Outre ses fonctions de trésorier, Jack Childs est en contact permanent avec le KGB, auquel il remet régulièrement des rapports rédigés par des responsables du parti communiste ou des documents confidentiels. Le FBI ne résiste pas à la tentation de se servir de lui pour faire de la désinformation, arme dont le Bureau use avec parcimonie afin de ne pas compromettre la mission des deux frères. De leurs côtés, les Services de renseignement soviétiques ont remis à Jack ses gadgets dernier cri: un appareil photo miniature et un dispositif de production de microfilms. L’agent double a aussi reçu un magnétophone portable doté d’un émetteur radio dont il se sert pour transmettre à très grande vitesse des messages préenregistrés à un agent du KGB équipé d’un récepteur. Le transfert se déroule dans un lieu public, généralement un grand magasin. Mais Jack est une grande gueule, qui prend souvent les agents soviétiques de haut. Et il va lui arriver de commettre des bévues. Au début du mois d’avril 1967, le KGB l’«invite» à Moscou pour dresser un bilan des opérations. Son agent traitant est suspicieux, il lui demande s’il n’est pas étonné de la manière dont les choses se déroulent. Jusqu’à présent, il n’y a pas eu la moindre anicroche, le moindre raté, le moindre malentendu, comme c’est souvent le cas lorsque les rendez-vous sont aléatoires et le système de communication hypersécurisé. Si tout se passe parfaitement, c’est que le Bureau s’occupe de l’intendance! Pour soulager les frères Childs, qui ne sont plus tout jeunes ni en très bonne santé, des agents du FBI écoutent les fréquences radio employées par le KGB pour fixer les rendez-vous. A New York, d’autres agents fabriquent les microfilms et se chargent de taper à la machine l’index des documents figurant en tête de chaque microfilm.

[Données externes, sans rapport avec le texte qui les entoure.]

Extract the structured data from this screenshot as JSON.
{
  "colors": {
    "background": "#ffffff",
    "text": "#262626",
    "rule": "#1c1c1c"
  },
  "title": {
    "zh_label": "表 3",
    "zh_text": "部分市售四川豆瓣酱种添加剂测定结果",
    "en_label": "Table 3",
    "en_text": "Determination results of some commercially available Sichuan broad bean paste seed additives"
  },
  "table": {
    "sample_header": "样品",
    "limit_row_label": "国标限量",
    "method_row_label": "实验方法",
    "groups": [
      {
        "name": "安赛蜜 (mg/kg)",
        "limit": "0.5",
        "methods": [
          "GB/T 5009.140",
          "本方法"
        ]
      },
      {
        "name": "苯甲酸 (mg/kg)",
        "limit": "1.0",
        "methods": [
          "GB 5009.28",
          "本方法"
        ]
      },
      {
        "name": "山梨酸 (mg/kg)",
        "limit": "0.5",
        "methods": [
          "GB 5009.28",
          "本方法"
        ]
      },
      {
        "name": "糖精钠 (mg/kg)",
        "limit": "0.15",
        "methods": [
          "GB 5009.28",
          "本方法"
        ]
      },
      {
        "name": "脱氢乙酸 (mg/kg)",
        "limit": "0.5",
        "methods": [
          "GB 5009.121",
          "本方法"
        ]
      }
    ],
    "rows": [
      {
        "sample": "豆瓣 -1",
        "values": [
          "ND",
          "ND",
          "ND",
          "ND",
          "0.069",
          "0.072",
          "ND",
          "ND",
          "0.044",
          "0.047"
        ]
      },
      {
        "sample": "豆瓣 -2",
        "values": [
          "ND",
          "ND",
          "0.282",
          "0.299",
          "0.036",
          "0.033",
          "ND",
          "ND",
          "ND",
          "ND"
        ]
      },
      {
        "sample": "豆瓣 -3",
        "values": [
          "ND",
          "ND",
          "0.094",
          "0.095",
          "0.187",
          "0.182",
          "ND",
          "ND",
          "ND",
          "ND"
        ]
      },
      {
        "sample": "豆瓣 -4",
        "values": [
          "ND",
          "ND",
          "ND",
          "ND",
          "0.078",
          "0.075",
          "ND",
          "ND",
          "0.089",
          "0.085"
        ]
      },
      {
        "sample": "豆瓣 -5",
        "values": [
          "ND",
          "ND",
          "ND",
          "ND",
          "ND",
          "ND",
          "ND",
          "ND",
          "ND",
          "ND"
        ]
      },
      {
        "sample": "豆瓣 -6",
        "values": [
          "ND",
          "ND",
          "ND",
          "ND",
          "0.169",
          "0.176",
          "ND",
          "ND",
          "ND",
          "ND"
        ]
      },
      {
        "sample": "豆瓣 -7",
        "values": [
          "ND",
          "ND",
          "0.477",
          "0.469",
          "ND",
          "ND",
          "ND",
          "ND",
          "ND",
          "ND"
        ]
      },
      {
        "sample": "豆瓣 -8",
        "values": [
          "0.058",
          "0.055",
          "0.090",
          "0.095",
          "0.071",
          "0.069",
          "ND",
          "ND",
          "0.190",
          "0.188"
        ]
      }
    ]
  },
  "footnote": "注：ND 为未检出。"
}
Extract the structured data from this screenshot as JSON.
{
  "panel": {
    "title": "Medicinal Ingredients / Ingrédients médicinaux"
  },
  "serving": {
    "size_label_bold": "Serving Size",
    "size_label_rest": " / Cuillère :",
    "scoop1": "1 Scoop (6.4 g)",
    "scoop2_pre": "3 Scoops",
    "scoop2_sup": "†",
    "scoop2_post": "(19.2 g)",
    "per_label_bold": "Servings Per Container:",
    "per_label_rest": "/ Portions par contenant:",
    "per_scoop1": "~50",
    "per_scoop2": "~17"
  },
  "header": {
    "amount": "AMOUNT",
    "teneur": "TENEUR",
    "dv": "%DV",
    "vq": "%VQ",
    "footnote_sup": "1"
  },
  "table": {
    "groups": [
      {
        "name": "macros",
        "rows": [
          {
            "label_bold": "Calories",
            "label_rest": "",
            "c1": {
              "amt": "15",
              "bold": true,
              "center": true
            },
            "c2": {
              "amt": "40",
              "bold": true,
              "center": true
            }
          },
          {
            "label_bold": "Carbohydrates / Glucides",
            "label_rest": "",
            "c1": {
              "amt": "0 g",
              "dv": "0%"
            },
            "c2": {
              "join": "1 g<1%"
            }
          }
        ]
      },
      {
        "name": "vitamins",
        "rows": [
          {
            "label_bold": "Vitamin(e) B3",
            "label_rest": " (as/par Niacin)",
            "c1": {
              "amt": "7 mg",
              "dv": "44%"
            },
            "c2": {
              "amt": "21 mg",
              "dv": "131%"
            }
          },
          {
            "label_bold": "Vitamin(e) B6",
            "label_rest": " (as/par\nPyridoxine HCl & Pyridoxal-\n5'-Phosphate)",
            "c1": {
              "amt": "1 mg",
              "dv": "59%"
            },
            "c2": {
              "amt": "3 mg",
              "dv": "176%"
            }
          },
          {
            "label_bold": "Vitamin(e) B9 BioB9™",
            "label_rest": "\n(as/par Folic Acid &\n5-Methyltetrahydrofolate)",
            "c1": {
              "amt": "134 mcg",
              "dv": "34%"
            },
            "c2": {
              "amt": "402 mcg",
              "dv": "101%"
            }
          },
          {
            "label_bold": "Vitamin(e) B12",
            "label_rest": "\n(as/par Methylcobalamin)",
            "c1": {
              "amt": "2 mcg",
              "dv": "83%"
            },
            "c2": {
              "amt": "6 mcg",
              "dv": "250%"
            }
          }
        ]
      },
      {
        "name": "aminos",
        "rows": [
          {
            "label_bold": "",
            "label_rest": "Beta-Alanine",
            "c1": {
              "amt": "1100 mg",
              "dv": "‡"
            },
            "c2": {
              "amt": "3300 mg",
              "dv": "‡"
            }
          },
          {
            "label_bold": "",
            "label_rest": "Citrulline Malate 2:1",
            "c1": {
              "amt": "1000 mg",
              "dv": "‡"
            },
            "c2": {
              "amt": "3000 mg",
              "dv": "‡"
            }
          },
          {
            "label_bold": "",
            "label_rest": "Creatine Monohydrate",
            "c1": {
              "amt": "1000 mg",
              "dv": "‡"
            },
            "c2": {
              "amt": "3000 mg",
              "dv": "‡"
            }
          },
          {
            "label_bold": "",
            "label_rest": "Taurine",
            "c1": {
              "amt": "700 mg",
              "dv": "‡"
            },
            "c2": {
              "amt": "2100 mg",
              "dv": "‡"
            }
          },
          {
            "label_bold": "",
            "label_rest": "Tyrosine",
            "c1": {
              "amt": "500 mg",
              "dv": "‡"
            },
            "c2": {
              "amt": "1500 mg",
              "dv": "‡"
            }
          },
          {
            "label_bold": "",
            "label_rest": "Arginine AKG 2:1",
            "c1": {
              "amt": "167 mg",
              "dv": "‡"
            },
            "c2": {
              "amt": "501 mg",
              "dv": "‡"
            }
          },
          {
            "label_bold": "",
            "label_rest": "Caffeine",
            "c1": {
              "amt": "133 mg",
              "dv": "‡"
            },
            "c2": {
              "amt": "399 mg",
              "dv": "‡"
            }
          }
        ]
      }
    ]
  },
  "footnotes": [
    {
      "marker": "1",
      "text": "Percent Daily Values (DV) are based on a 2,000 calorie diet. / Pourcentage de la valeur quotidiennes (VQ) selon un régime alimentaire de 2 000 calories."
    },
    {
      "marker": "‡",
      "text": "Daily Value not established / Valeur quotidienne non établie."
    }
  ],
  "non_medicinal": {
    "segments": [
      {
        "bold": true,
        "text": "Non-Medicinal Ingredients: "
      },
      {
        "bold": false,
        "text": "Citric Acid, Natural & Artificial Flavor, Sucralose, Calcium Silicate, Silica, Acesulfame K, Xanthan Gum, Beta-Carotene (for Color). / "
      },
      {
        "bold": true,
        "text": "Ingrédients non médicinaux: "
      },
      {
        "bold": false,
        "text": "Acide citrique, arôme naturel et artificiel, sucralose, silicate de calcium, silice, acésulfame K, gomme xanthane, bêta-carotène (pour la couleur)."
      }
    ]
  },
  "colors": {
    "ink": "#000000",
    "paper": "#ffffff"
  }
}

– Comment rédigez-vous l’index? demande l’agent du KGB à Jack Childs.
– Je le tape à la machine.
– Celui-ci, vous ne l’avez pas tapé à la machine, réplique le fonctionnaire en produisant le cliché d’un document manuscrit.

Il s’agit d’un index rédigé à la main par un agent du FBI qui a par erreur microfilmé sa propre note manuscrite. «Ce n’est pas votre écriture. Qui a rédigé cette note, camarade?» insiste l'espion. Jack Childs le prend de haut et explique que, s’étant foulé le poignet, il a demandé à sa femme, Roselyn, de rédiger la liste. Le KGB sait que l’épouse de Jack est au courant de ses activités et qu’elle lui donne parfois un coup de main. Il suffirait que l’agent se procure un exemplaire de son écriture pour que tout s’effondre. Pour l'impressionner, Jack Childs l’invite à la réception organisée au Kremlin le soir même pour son soixantième anniversaire. Il lui présente tout ce que Moscou compte de puissants. Les dirigeants du Politburo lèvent leurs verres à la santé de leur ami américain. L’employé du KGB aussi, mais Jack pourrait jurer que son sourire en coin veut dire: «Pour l’heure, tu t’en es sorti, mais moi, je sais!» Peu après, l’agent est muté. Ce n’est pas la première fois qu’une maladresse du Bureau met en péril la vie des deux frères Childs. Le 14 mai 1963, un éditorialiste de l’American Journal affirme que le FBI connaît le détail des financements soviétiques au PCUSA. L’éditorialiste n’en dit pas plus long et l’information passe totalement inaperçue à Washington. Pas à Moscou. Quelques mois plus tard, alors que Jack s’y trouve, un officier du KGB lui annonce que les versements au PCUSA sont suspendus en attendant les résultats d’une enquête. Entre temps, le FBI a trouvé l’origine de la fuite: elle provient d’un des assistants de J. Edgar Hoover. L’homme n’est pas au courant de l’opération Solo, mais a vu des documents concernant les financements communistes traîner sur le bureau du directeur. Il a communiqué l’information à l’éditorialiste pour le remercier de lui avoir rendu quelque service. Afin de réparer les dégâts, le Bureau lance une campagne de désinformation. L’assistant fait profil bas et se débrouille pour que son information ne soit reprise par personne. Puis, il laisse entendre qu’il s’est agi d’un canular. Le correctif marche. En juin 1964, le KGB envoie à Jack Childs un message codé lui annonçant la livraison prochaine de «300 paires de chaussures», ce qui signifie 300’000 dollars. Les affaires de Solo reprennent…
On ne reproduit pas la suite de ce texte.